In the case where the woman’s abortion needs meet the requirement of the abortion laws as in the case of pregnancy resulting from a rape case, a demanding legal procedure needs to be followed before the doctor is finally authorized to conduct the abortion. By virtue of Law No 2005/007 of 27th July 2005 on the Criminal Procedure Code applicable in the territory, the procedure has been summarized in the following steps;

i. Get a medico legal certificate from a medical practitioner to show the act of sexual intercourse(in our experience, this is only valid if the rape occurred within 72 hours). Otherwise, the medical practitioner cannot verify the rape and no further process is possible.

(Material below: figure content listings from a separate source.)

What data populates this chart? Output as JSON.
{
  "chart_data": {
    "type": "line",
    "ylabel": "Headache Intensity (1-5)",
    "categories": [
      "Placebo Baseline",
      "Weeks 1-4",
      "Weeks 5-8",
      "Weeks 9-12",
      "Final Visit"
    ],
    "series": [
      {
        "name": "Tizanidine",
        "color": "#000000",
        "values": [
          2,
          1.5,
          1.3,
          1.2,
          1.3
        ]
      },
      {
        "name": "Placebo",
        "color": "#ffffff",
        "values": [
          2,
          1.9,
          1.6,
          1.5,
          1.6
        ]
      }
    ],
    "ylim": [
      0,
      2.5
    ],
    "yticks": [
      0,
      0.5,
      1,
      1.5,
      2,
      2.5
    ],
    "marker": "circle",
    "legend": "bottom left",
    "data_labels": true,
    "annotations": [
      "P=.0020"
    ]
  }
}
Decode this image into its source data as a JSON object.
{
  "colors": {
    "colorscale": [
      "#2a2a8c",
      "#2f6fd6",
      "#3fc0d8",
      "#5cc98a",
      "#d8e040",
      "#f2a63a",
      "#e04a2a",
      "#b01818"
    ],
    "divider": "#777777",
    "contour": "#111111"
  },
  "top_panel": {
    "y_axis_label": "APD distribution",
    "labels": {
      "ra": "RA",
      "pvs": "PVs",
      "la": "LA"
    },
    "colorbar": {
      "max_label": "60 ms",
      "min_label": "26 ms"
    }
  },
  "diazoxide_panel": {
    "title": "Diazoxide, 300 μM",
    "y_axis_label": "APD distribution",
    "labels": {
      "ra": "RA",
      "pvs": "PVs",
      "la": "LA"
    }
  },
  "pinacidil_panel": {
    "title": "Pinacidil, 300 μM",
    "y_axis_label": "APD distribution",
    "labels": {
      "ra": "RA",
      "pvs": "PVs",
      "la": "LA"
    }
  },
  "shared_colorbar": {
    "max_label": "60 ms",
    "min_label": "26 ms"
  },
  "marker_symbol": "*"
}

ii. Lodge a complaint to a competent authority (police or gendarmerie with investigative unit) which will do an investigation and write a report,
iii. Get a medical certificate from a qualified practitioner attesting pregnancy,
iv. Report from investigation together with certificates from hospital forwarded to the state counsel,
v. State counsel opens a case in court and obtains court judgment establishing a good case (based on a mandatory evidence from a qualified practitioner that there is pregnancy),
vi. Where the complainer (girl) did not obtain medical certificate after rape to show proof of sexual intercourse, the court could still rely on viva voce evidence of the accused. The court of first instance and the high court of, either the place of commission of the offence, or place of arrest of the accused have jurisdiction (the court of appeal of the region will equally be competent in case of appeal).
vii. Get a certificate from state counsel to show that there is a good case authorizing the abortion. A mandatory authorization of the state counsel is necessary before a qualified medical practitioner can carry on the abortion.